Jewish Home Passes New Constitution

September 10, 2014  

The Jewish Home Party voted on a new constitution at Tel Aviv University Wednesday, amidst a controversy over political control that may see a split over what some claim are different values. 

Tensions over the vote ran high, as a clash broke out between MK Moti Yogev and a security guard after Yogev requested that the secret ballots be counted to protect against vote tampering. 

The constitution eventually passed, however, after a compromise was struck between Chairman Naftali Bennett and the proposal’s opponents. 

Bennett wants the Jewish Home’s list to include secular candidates and people who will appeal to the Russian-speaking and Druze sectors, among others.

The new constitution will allow Bennett to fill every fifth spot on the party’s Knesset list with an external candidate based on his own discretion. It will give him the power to cancel for candidates of his choosing the 2.5 year membership qualification period to be on the party list, and let him select all placements for Knesset executive positions and ministerial posts. The party’s central committee will be limited to approving the choices and not making them, as it currently does.

However, under the new compromise conditions set after a heated confrontation between opponents and supporters of the new deal, the constitution will be made open to amendments in another 3-5 months, and be will slated for review under the supervision of Rabbi Yitzhak Levy. 

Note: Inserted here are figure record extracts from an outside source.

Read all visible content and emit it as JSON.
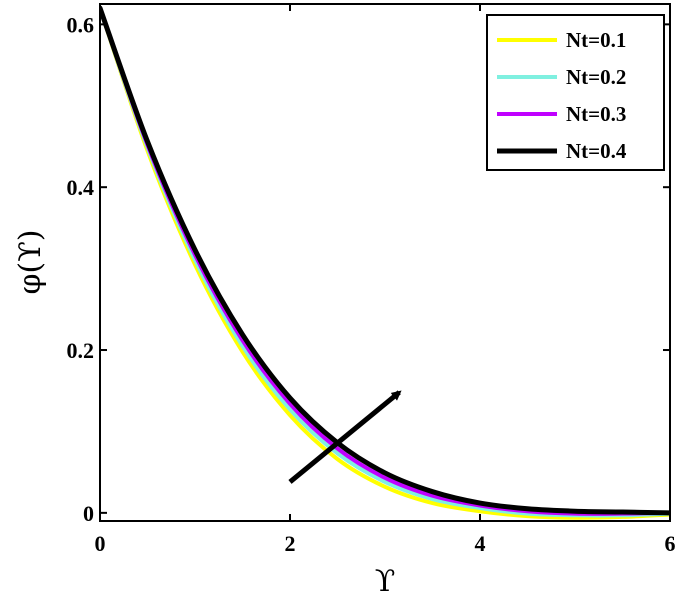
{
  "chart_data": {
    "type": "line",
    "title": "",
    "xlabel": "ϒ",
    "ylabel": "φ(ϒ)",
    "xlim": [
      0,
      6
    ],
    "ylim": [
      -0.01,
      0.625
    ],
    "xticks": [
      0,
      2,
      4,
      6
    ],
    "xtick_labels": [
      "0",
      "2",
      "4",
      "6"
    ],
    "yticks": [
      0,
      0.2,
      0.4,
      0.6
    ],
    "ytick_labels": [
      "0",
      "0.2",
      "0.4",
      "0.6"
    ],
    "grid": false,
    "legend_position": "top-right",
    "x": [
      0,
      0.5,
      1,
      1.5,
      2,
      2.5,
      3,
      3.5,
      4,
      4.5,
      5,
      5.5,
      6
    ],
    "series": [
      {
        "name": "Nt=0.1",
        "color": "#ffff00",
        "values": [
          0.62,
          0.445,
          0.305,
          0.198,
          0.12,
          0.066,
          0.032,
          0.012,
          0.002,
          -0.004,
          -0.006,
          -0.005,
          -0.002
        ]
      },
      {
        "name": "Nt=0.2",
        "color": "#7ff0e0",
        "values": [
          0.62,
          0.449,
          0.311,
          0.205,
          0.127,
          0.073,
          0.038,
          0.017,
          0.006,
          -0.001,
          -0.003,
          -0.003,
          -0.001
        ]
      },
      {
        "name": "Nt=0.3",
        "color": "#c000ff",
        "values": [
          0.62,
          0.452,
          0.317,
          0.212,
          0.134,
          0.079,
          0.043,
          0.021,
          0.009,
          0.002,
          -0.001,
          -0.001,
          0.0
        ]
      },
      {
        "name": "Nt=0.4",
        "color": "#000000",
        "values": [
          0.62,
          0.456,
          0.323,
          0.219,
          0.141,
          0.086,
          0.049,
          0.026,
          0.012,
          0.005,
          0.002,
          0.001,
          0.0
        ]
      }
    ],
    "annotations": [
      {
        "type": "arrow",
        "from": [
          2.0,
          0.038
        ],
        "to": [
          3.15,
          0.148
        ],
        "meaning": "increasing Nt"
      }
    ]
  }
}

The opponents – except for MKs Moti Yogev and Yoni Chetboun – had also agreed to drop the demand for secret ballots regarding the vote. 

Widening scope

Both critics and opponents of the move note that the change would see the party open itself to candidates, and representation, outside the Religious-Zionist sector and reach more of the general Israeli population – a change not unwanted by most of the party’s Knesset MKs.

A recent survey revealed that, if elections were to be held today, Jewish Home would take a record 19 seats in the Knesset, becoming the second-most powerful party in the coalition; were the party to widen its audience, that power would only increase. 

Opponents of the new constitution, however, argue that the proposal gives Bennett himself too much power over party politics – and that the change could see a compromise in the party’s “100% Religious-Zionist” values. 

Housing Minister Uri Ariel has warned that the issue, if remained unresolved, could cause a potential split, torpedoing the Religious-Zionist vote for future Knesset coalitions in the event the vote becomes fragmented.

Despite this, Bennett has vowed to keep the party united – no matter the vote’s results – and proponents of the initiative note that the party’s religious Zionist ideology is enshrined in the constitution anyway.